Floating point numbers are real numbers which has a fractional part.
For Eg: 1.234, -2.345 .. etc

As we all know that computers are the integer based machines, [Basically it can understand only 2 voltages high (1) and low (0)], and there are complex ways which includes lots of assumptions and approximations in representing floating point numbers, In this post i will only focus on the best way to print floating point numbers.

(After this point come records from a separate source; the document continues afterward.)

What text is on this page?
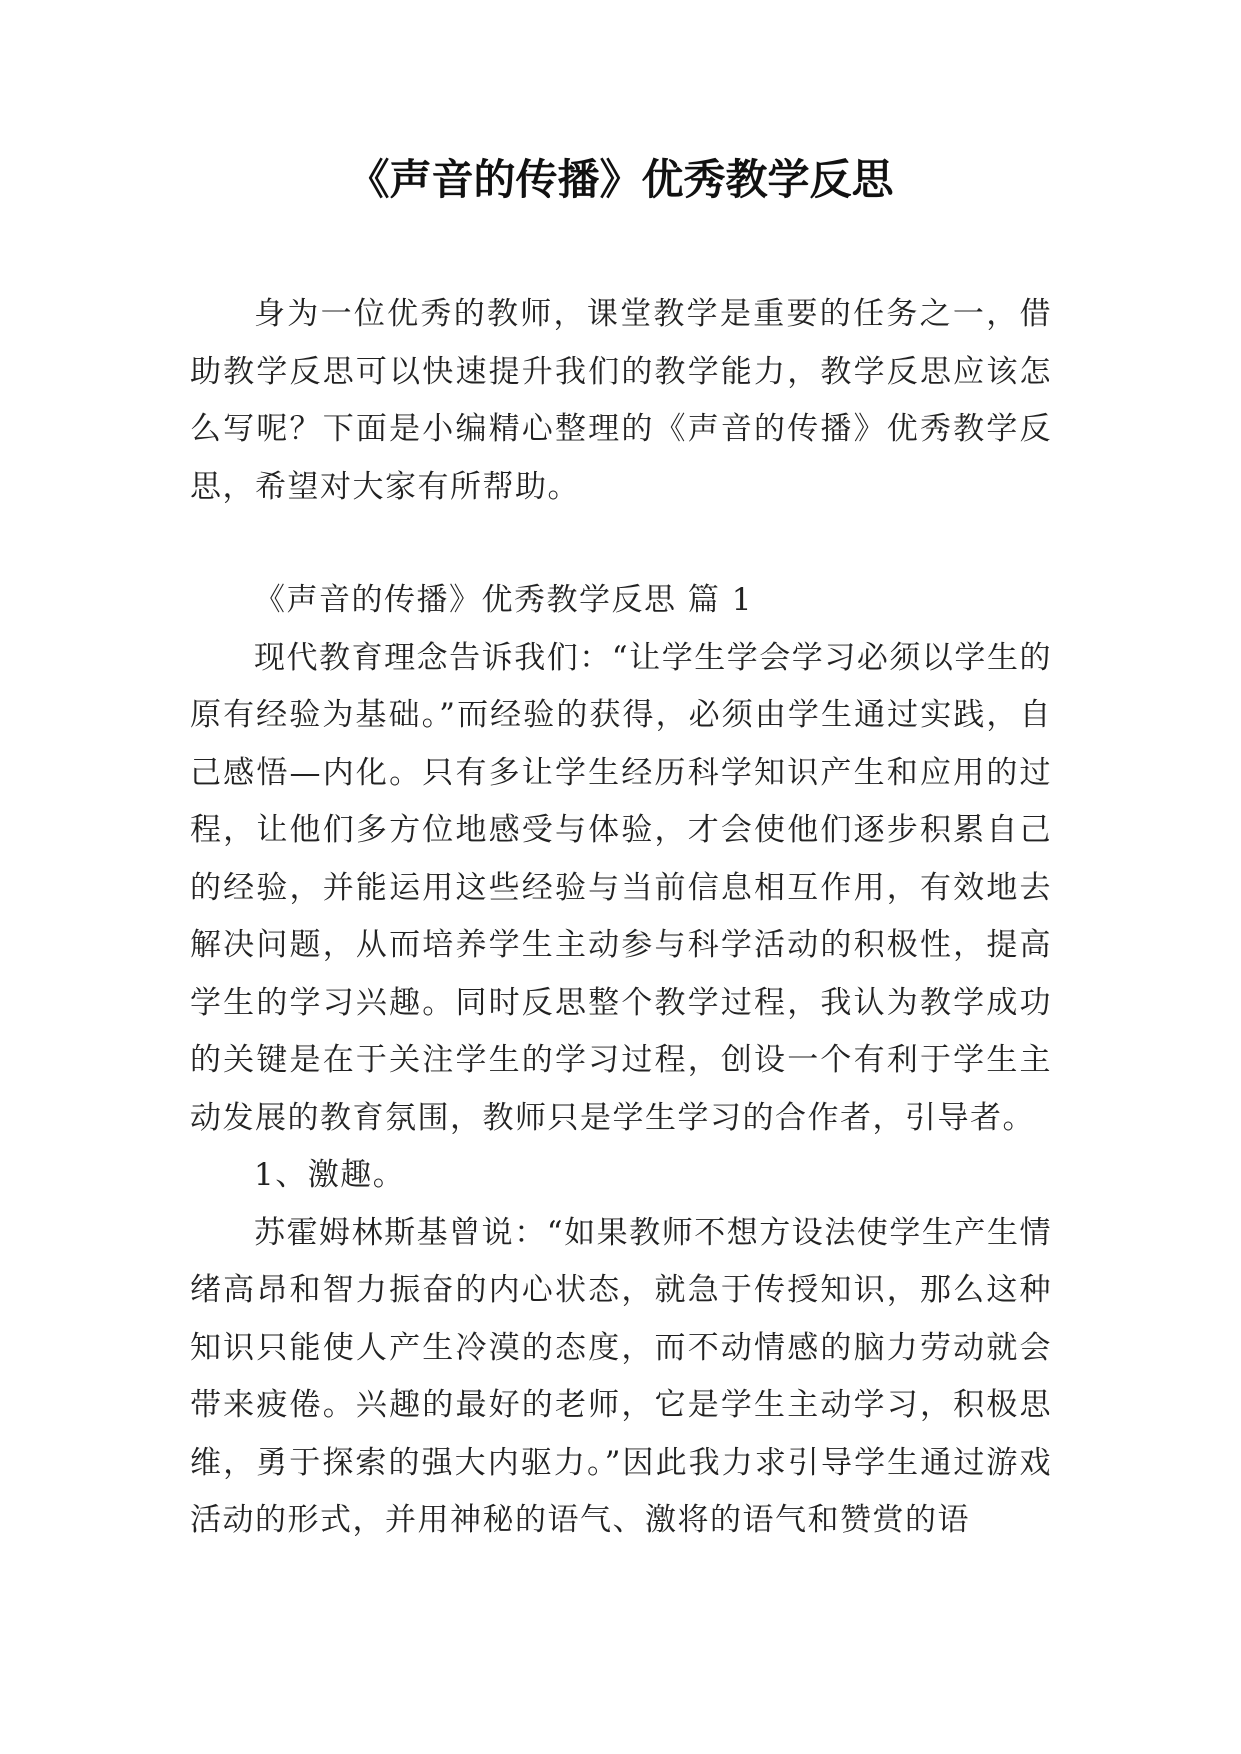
《声音的传播》优秀教学反思

身为一位优秀的教师，课堂教学是重要的任务之一，借助教学反思可以快速提升我们的教学能力，教学反思应该怎么写呢？下面是小编精心整理的《声音的传播》优秀教学反思，希望对大家有所帮助。

《声音的传播》优秀教学反思 篇 1

现代教育理念告诉我们：“让学生学会学习必须以学生的原有经验为基础。”而经验的获得，必须由学生通过实践，自己感悟—内化。只有多让学生经历科学知识产生和应用的过程，让他们多方位地感受与体验，才会使他们逐步积累自己的经验，并能运用这些经验与当前信息相互作用，有效地去解决问题，从而培养学生主动参与科学活动的积极性，提高学生的学习兴趣。同时反思整个教学过程，我认为教学成功的关键是在于关注学生的学习过程，创设一个有利于学生主动发展的教育氛围，教师只是学生学习的合作者，引导者。

1、激趣。

苏霍姆林斯基曾说：“如果教师不想方设法使学生产生情绪高昂和智力振奋的内心状态，就急于传授知识，那么这种知识只能使人产生冷漠的态度，而不动情感的脑力劳动就会带来疲倦。兴趣的最好的老师，它是学生主动学习，积极思维，勇于探索的强大内驱力。”因此我力求引导学生通过游戏活动的形式，并用神秘的语气、激将的语气和赞赏的语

There are few standards set by IEEE for using floating point numbers. So coming to printing of floating point numbers on the standard o/p (monitor) or in the file, which is the best practice to be followed ? Which types of notation is more precise and more consistent.... Answer to that would be scientific notation

In scientific notation (which is considered most standard way) any number can be represented in the form :
x*10y

For Eg : 0.2 --> 2*10-1
              200 --> 2*102


The following c++ code and its output could prove to be a simple proof to explain why is scientific method the best way to print floating point numbers.


// Non-scientific way
#include<iostream>  // To print to standard output
#include <iomanip> 
using namespace std;

int main () {

    double shift = 10616.200000000001;
    double num1 = 0;
    double num2 = 0.01;
    
    std::setprecision(15);
    // cout << scientific;

    cout << "(shift + num1) * 1e-3 = " << setw (12) << (shift + num1) * 1e-3 << endl;
    cout << "(shift + num2) * 1e-3 = " << setw (12) << (shift + num2) * 1e-3 << endl;

    return 0;
}

// Output
(shift + num1) * 1e-3 =  10.6162
(shift + num2) * 1e-3 =  10.6162

From above output we can observe that even tough we had set the precision to more than what we need, final result is same irrespective of num1(0) and num2(0.01) begin different.

Now let us try to print the same numbers in scientific way and see the difference. We can just use cout << scientific to print in scientific way. From the above code we need to just remove the comment line.

// Scientific way
#include<iostream>  // To print to standard output
#include <iomanip> 
using namespace std;

int main () {

    double shift = 10616.200000000001;
    double num1 = 0;
    double num2 = 0.01;
    
    std::setprecision(15);
    cout << scientific;

    cout << "(shift + num1) * 1e-3 = " << setw (12) << (shift + num1) * 1e-3 << endl;
    cout << "(shift + num2) * 1e-3 = " << setw (12) << (shift + num2) * 1e-3 << endl;

    return 0;
}

And its output looks like this.

//Output 
(shift + num1) * 1e-3 = 1.061620e+01
(shift + num2) * 1e-3 = 1.061621e+01

We can very clearly observe that the result is different while printing in scientific notation.


Hence scientific notation is the best way as it does not lose more information due to approximations and its safe way to deal with floating point numbers.